In his piece for The Atlantic, Thomas Chatterton Williams professor of humanities at Bard College author of "Self-Portrait in Black and White", and "Nothing Was the Same: The Pandemic Summer of George Floyd" speaks to the inherent dangers in altering our perception of the past, as it is represented in fiction. Specifically in reference to the depiction of racist stances and language, and the negation of social and historical realities in an attempt to engender the artistic work to contemporary attitudes, a kind of condescension is engineered. From his article, "Don’t Censor Racism Out of the Past" in which Williams states; "James Baldwin famously argued that “not everything that is faced can be changed, but nothing can be changed until it is faced.” Axiomatically, a history of racism that is not preserved cannot be faced. The people and institutions who attempt to wash away all past ugliness are condescending to audiences, and the audiences who accept these erasures are self-infantilizing. In the most extreme instance, we all grasp why Holocaust denialism, what the French call négationnisme, is morally reprehensible. Society is duty-bound to remember certain ideas and experiences, attitudes and perversions. Such negationism is obviously insidious because it ignores hatred in order to preserve it. But what we might call “positive negationism” is nearly as disturbing." In the article, he further reflects; "We cannot accurately gauge how far we’ve progressed as a culture since 1845 or 1971, or even the beginning of the 21st century, when epithets against minorities disappeared from common utterance, without an honest record of that cultural progress. Creative expression of any quality, which is to say efforts that go beyond the merely propagandistic or ideologically motivated, must perform several important functions that are not reducible to advocacy - even and perhaps especially when it comes to groups that have been mistreated."
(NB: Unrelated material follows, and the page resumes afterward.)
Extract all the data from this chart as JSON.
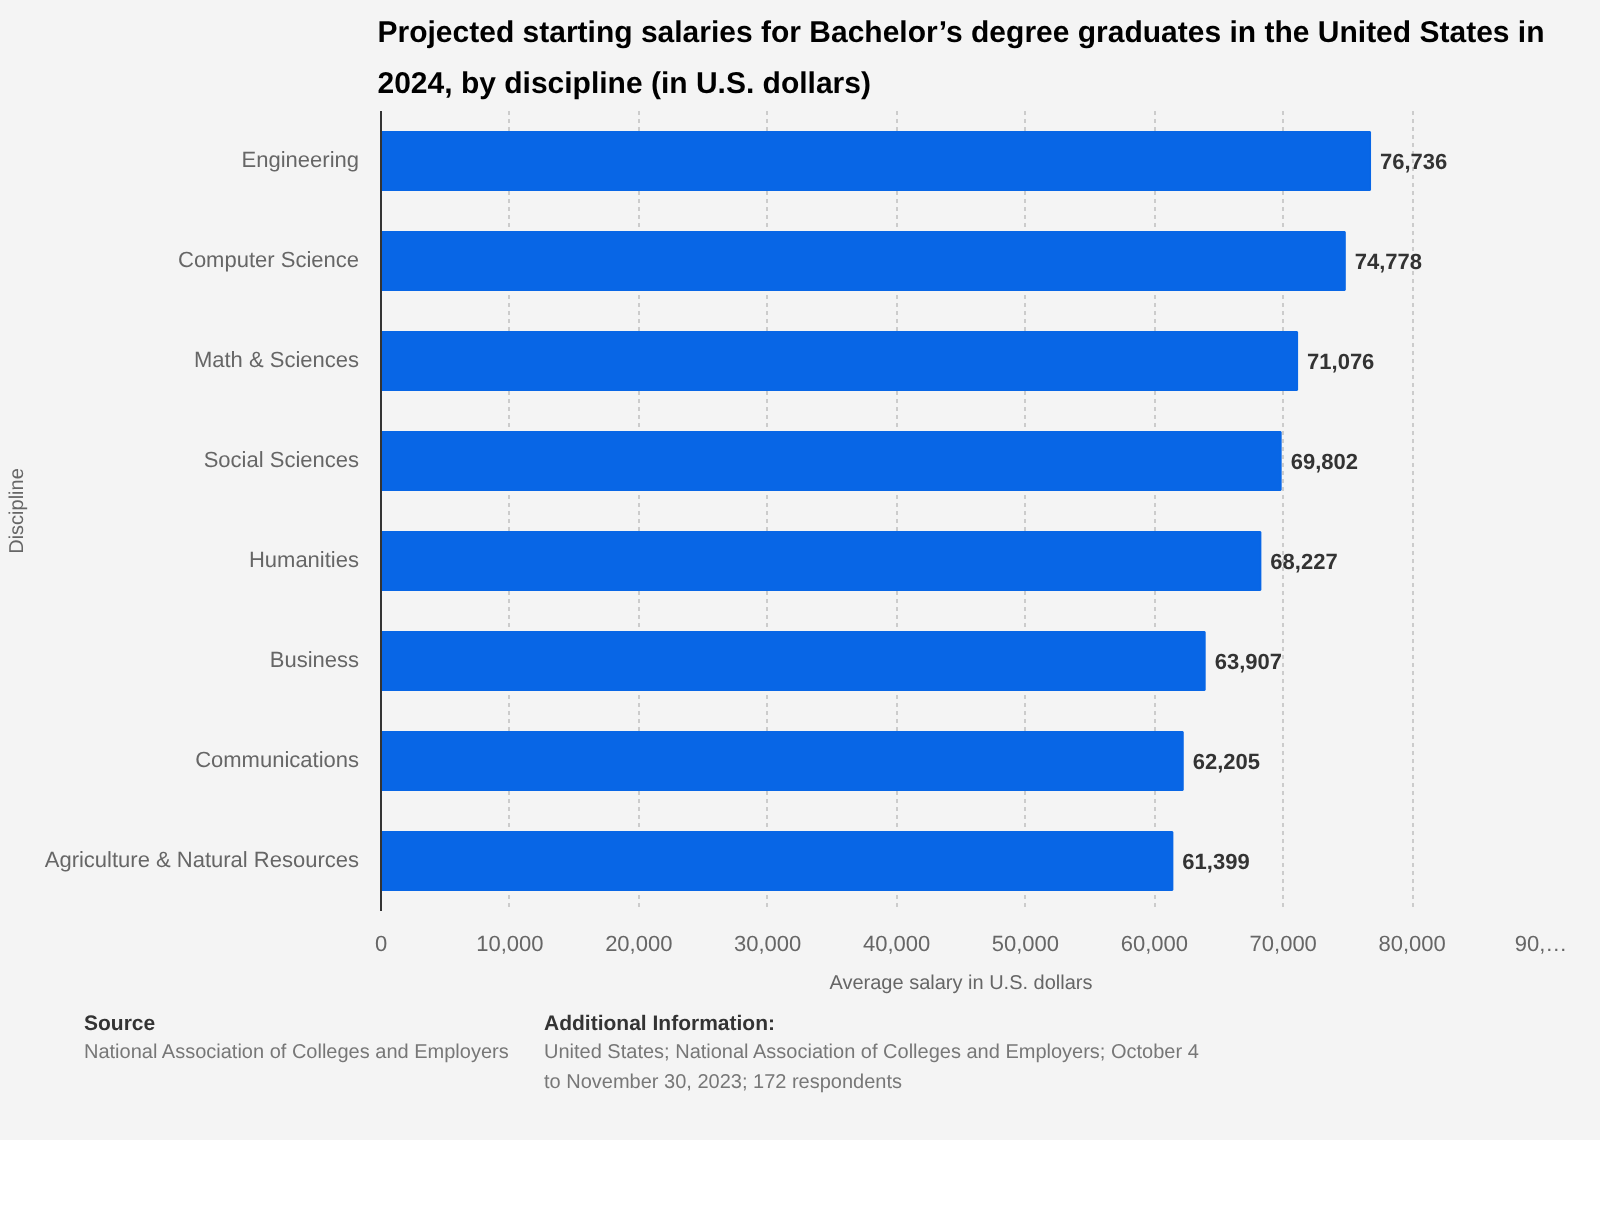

"Setting aside the idea that intellectuals and artists ought to be free to state even ugly and mistaken sentiments, it is downright odd to presume that any idea conveyed within a work of art benefits from its endorsement. The cliché exists for a reason: Art holds up a mirror to society, one that does not and ought not merely reflect back its most flattering aspects. Through honest engagement with impure reality, we can perceive and also confront our deepest failings." William Friedkin, the director of "The French Connection" was certainly aware that he had cast Gene Hackman to portray an unsavory character from “grungy, pre-gentrification New York City,” as NBC described the era in a 2021 article. Friedkin told NBC that rewatching the film on its 50th anniversary had transported him back to that challenging moment. “I lived for a long time in New York,” he said. “About six months before I made the film, I rode around with the two cops (who inspired it), one in Bedford-Stuyvesant and the other in Harlem. It was devastating … The film reminds me of the different nature of New York back then. Nothing about the city was embellished in the film.” For The New York Times, Niela Orr writes, "What's Lost When Censors Tamper with Classic Films" and in the pages of The Independent, the writers and actors of the film also weighed in on the subject, and the Walt Disney Corporation's presumptions about audience and perception, when they chose to edit and censor the film in question as featured in this month's Method Acting showcase on The Criterion Channel. Writer Sam Adams remarked; “The uncensored "French Connection" should be the only one in circulation, whether on TV or in theaters. I don’t think it’s a stretch to say that Friedkin knew exactly what having his detective protagonist use it said about him.” Film curator Alexander Woell pointed out that Scheider “specifically said the scene resonated with audiences at the time”, adding: “Cultural context is an important part of media literacy. Historical revisionism is not the answer.” The film's lead actor Roy Scheider recalled that a Black audience in Harlem had expressed satisfaction when Hackman uttered the now-censored dialogue on the big screen. Finally, a reality they knew to exist was being acknowledged, a bittersweet confirmation of a painful experience. Today, the patronizing assumption we make to our detriment is that they wouldn’t be able to handle it."